Salinas Crops Appear To Have Escaped Damage From Fires


With many different fires currently engulfing Northern California, agricultural regions have not escaped unscathed as the hills on the west side of the Salinas Valley have been burning since Aug. 16 and some of the wine districts further north also are in fire zones.  Currently, however, it appears that no Salinas Valley vegetable production has been lost.

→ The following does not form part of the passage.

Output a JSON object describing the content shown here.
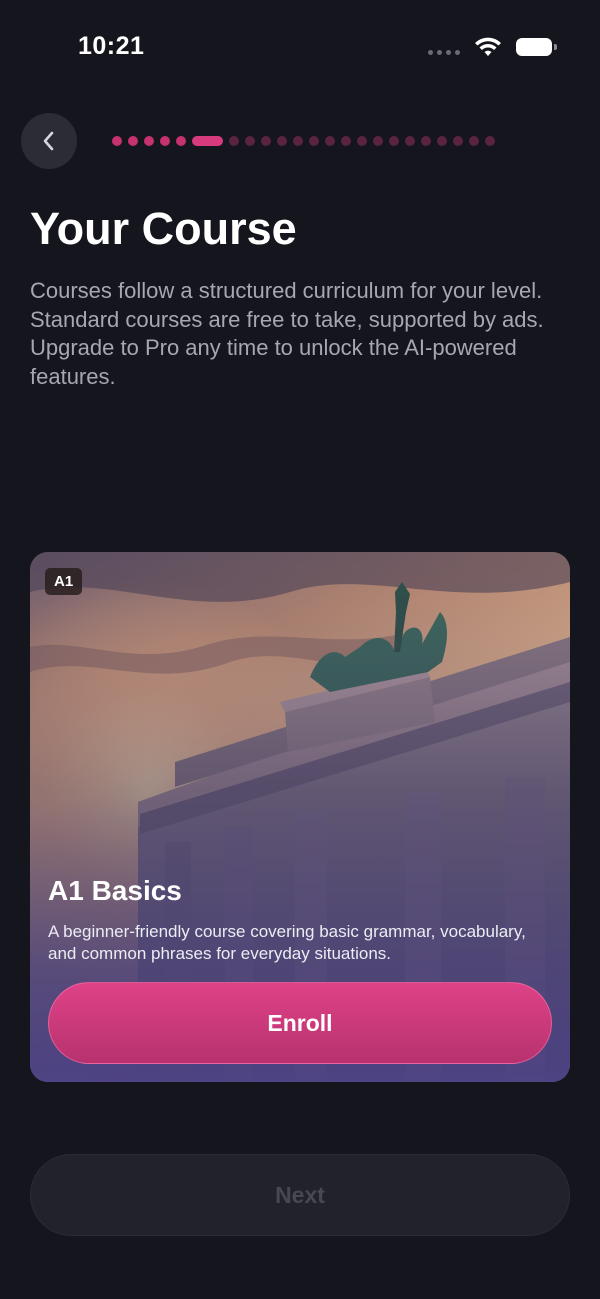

Lightning strikes over the weekend of Aug. 15-16 caused many fires throughout California, including the so-called River Fire in the hills west of Salinas. The fires are mostly in remote hills and are not threatening crops, though they have engulfed some homes and structures. A smoky valley with lots of ash is the main problems for vegetable growers, causing strategic harvesting decisions as the more impacted fields are avoided. But aside from that, vegetable experts say the direct impact on their crops is minimal.

Jason Lathos, manager of commodities for Church Bros. LLC in Salinas, CA, said it appears that smoke does not affect the quality or taste of vegetables. He said there is lots of ash, but that can be shaken off the crops in field operations or eliminated as the vegetable go through processing facilities. He added that all producers are in the same boat with the smoke from these fires covering the valley and even traveling through California into other states.

Lathos, who was on evacuation notice to leave his own home late last week, said the fire “was too close for comfort” but it appears his house was not damaged. On Monday, Aug. 24, he told The Produce News that the worst of the fire was hopefully behind them as another round of forecasted lightning strikes did not develop the night before.

“We’re expecting to get back in the house today,” he said, adding that the Church Bros. headquarters, which is located in Salinas on Highway 68, the road to Monterey, had an evacuation warning the previous week but never received evacuation orders.

As far as the crops are concerned, Lathos said the fires were preceded by a week of very hot temperatures that did alter production schedules. He said harvesting volumes were disrupted as the heat brought some fields on faster than anticipated.

Mark McBride of Coastline Family Farms, also in Salinas, noted that the uneven production pattern caused by the heat was exacerbated by the smoky conditions, which also disrupted harvesting schedules. He said worker safety is top of mind, and harvesting crews worked shorter days or didn’t go into fields with unhealthful air conditions.

The result has been a fairly strong market for this time of year. On Monday, Aug. 24, McBride said Romaine hearts were the most active crop with an f.o.b. price in the high $20s/low$30s; Romaine was in the low $20s; and Green Leaf and Red Leaf were returning $13-$14 f.o.b., while Iceberg lettuce was in the $11-$13 range.

The longtime veteran said that August typically features less production as growers cut back their planting schedules because of the many regional and home-grown deals around the country during the peak of the summer. He anticipated an increase in volume for many different items when the calendar turns to September.

Already working from home because of COVID-19, McBride said the Salinas fire has just piled on to what has been an unfortunate year. “The fire has pushed COVID to the background. I’m tired of 2020, it’s been a bitch of a year.”

Lathos seemingly agreed with the sentiment, noting that Church Brothers has had to get “very creative” as it operated very heavily in the foodservice sector. He said that business has started to come back with additional sales in recent weeks as some school foodservice operations around the country have started to open, and restaurants pivot to outdoor dining.

He did express concern for the coming colder months, as he wondered if consumers would continue to dine outside as the temperature drops. But he remains optimistic. “Produce people are tough people,” he said. “We will adapt.”